Nimoy was born to Jewish immigrant parents in Boston, Massachusetts. He began his career in his early twenties, teaching acting classes in Hollywood and making minor film and television appearances through the 1950s, as well as playing the title role in Kid Monk Baroni. Foreshadowing his fame as a semi-alien, he played Narab, one of three Martian invaders in the 1952 movie serial Zombies of the Stratosphere. After the original Star Trek series, Nimoy starred in Mission: Impossible for two seasons, hosted the documentary series In Search of..., narrated Civilization IV, and made several well-received stage appearances. He also had a recurring role in the science fiction series Fringe. He frequently performed onstage, notably as Tevye in “Fiddler on the Roof.” His poetry was voluminous, and he published books of his photography. In 1978, Nimoy played Dr. David Kibner in Invasion of the Body Snatchers. He also did occasional work as a voice actor in animated feature films, including the character of Galvatron in The Transformers: The Movie in 1986.

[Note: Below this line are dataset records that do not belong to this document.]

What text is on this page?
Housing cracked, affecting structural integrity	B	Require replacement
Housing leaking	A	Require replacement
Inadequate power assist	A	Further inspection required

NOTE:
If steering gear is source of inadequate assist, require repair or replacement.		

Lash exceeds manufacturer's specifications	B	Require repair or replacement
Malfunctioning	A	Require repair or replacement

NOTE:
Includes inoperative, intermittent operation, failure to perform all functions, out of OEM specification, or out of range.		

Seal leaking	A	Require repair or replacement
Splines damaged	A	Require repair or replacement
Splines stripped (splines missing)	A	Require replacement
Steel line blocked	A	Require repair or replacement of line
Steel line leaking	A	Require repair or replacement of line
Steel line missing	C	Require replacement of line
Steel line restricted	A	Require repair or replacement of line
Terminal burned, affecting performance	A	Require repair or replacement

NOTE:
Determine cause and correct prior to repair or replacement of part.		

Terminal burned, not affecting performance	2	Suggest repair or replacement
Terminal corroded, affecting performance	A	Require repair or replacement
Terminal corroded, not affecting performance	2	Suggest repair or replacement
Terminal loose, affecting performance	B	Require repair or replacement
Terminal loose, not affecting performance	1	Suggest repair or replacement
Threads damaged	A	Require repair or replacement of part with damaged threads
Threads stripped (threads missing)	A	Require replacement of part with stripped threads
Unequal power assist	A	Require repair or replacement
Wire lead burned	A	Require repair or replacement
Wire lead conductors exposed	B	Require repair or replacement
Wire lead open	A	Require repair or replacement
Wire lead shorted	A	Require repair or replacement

From 1982 to 1987 Nimoy hosted a children’s educational show Standby: Lights, Camera, Action on Nickelodeon. Nimoy lent his voice as narrator to the 1994 IMAX documentary film, Destiny in Space, showcasing film-footage of space from nine Space Shuttle missions over four years time. In 1994, Nimoy performed as Dr. Jekyll and Mr. Hyde in The Pagemaster. In 1998, he had a leading role as Mustapha Mond in the made-for-television production of Aldous Huxley’s Brave New World. Nimoy provided the voice of Spock as a guest star in a Season 5 episode of the CBS sitcom, The Big Bang Theory. The episode is titled “The Transporter Malfunction” and aired on March 29, 2012, and was frequently mentioned by several of the main characters (especially Sheldon Cooper, who idolized Nimoy).

During and following Star Trek, Nimoy also released five albums of musical vocal recordings on Dot Records. On his final three albums, he sings popular folk songs of the era and cover versions of popular songs, such as “Proud Mary” and Johnny Cash’s “I Walk the Line“. There are also several songs on the later albums that were written or co-written by Nimoy.

In 1965, he made his first appearance in the rejected Star Trek pilot The Cage, and as a changed character would go on to play the character of the half-Vulcan, half-human Mr. Spock for 3 seasons of Star Trek : The Original Series until 1969, followed by eight feature films (from 1979 to 2013) and guest slots in the various spin-off series. The character of Spock has had a significant cultural impact and garnered Nimoy three Emmy Award nominations; TV Guide named Spock one of the 50 greatest TV characters. Nimoy’s fame as Spock was such that both of his autobiographies, I Am Not Spock (1975) and I Am Spock (1995), were written from the viewpoint of sharing his existence with the character.

And now he is gone. The Star Trek world weeps for the loss of a great person and actor.